Now, it is fair to say that I am probably somewhat biased, but it is also fair to say that I am as Dutch as it gets and I wouldn’t be writing this blog if I did not believe in this service. VMware’s Ransomware Recovery as a Service, which is part of VMware Cloud Disaster Recovery, provides a unique solution in my humble opinion. First, the service provided can just simply start as a cloud storage service to which you replicate your workloads, without needing to run a full (small but still) software-defined datacenter. This is especially useful for those organizations that can afford to take ~3hrs to spin up an SDDC when there’s a need to recover (or test the process). However, it is also possible to have an SDDC ready for recovery at all times, which will reduce the recovery time objective significantly.
Of course, VMware provides the ability to protect multiple environments, many different workloads, and many point-in-time copies (snapshots). But it also enables you to verify your recovery point (snapshot) in a fully isolated environment. What you will appreciate is that the solution will actually not only isolate the workloads, but on top of that also provide you insights at various levels about the probability of the snapshot being infected. First of all, while going through the recovery process, entropy and change rate are shown which provides insights of when potentially the environment was infected. (Or ransomware was activated for that matter.)
But maybe even more important, through the use of NSX and VMware’s Next Generation Anti-Virus software, a recovery point can be safely tried. A quarantined environment is instantiated and the recovery point can be scanned for vulnerabilities and threats, and an analysis of the workloads to be recovered can be provided, as shown below. This simplifies the recovery and validation process immensely, as it removes the need for many of the manual steps usually involved in this process. Of course, as part of the recovery process, the advanced runbook capabilities of VMware Cloud Disaster Recovery are utilized, enabling the recovery of a full data center, or simply a select group of VMs, by running a recovery plan. This recovery plan includes the order in which workloads need to be powered on and restored, but can also include IP customization, DNS registration, and more.
Depending on the outcome of the analysis, you can then determine what to do with the snapshot. Is the data not compromised?

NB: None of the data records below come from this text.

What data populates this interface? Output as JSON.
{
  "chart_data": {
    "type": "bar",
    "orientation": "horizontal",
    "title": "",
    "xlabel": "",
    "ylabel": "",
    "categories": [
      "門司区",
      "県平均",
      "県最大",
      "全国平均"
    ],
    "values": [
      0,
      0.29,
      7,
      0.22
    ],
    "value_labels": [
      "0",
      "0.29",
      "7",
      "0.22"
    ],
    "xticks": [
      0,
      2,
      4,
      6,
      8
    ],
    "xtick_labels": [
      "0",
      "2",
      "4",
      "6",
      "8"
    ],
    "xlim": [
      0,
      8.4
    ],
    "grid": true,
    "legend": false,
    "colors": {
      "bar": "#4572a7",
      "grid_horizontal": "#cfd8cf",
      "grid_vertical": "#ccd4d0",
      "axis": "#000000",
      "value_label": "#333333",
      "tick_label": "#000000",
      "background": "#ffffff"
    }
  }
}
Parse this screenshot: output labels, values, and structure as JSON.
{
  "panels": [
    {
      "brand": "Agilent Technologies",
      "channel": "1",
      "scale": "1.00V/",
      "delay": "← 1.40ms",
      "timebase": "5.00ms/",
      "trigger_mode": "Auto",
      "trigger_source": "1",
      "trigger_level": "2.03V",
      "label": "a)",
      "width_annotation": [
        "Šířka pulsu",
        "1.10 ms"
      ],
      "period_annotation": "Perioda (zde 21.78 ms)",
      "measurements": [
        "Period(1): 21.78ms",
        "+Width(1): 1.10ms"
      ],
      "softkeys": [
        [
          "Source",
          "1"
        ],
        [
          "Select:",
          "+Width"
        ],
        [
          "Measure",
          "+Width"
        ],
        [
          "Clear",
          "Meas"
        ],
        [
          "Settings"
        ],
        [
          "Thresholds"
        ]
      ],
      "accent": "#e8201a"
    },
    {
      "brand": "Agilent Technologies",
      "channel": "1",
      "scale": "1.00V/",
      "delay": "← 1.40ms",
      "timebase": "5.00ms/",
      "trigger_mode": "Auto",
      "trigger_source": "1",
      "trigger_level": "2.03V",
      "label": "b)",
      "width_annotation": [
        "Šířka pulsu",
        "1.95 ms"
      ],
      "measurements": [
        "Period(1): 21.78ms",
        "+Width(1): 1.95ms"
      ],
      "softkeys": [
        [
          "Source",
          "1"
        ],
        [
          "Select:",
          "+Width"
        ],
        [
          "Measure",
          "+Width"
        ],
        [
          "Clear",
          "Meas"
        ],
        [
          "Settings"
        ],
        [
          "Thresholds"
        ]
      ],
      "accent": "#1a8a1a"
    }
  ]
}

Are the workloads not infected? Are there any known vulnerabilities that we would need to mitigate first? If data is compromised, or the environment is infected in any shape or form, you can simply disregard the snapshot and clean the environment. Rinse and repeat until you find that recovery point that is not compromised! If there are known vulnerabilities, and the environment is clean, you can mitigate those and complete the recovery. Ultimately resulting in full access to your company’s most valuable asset, data.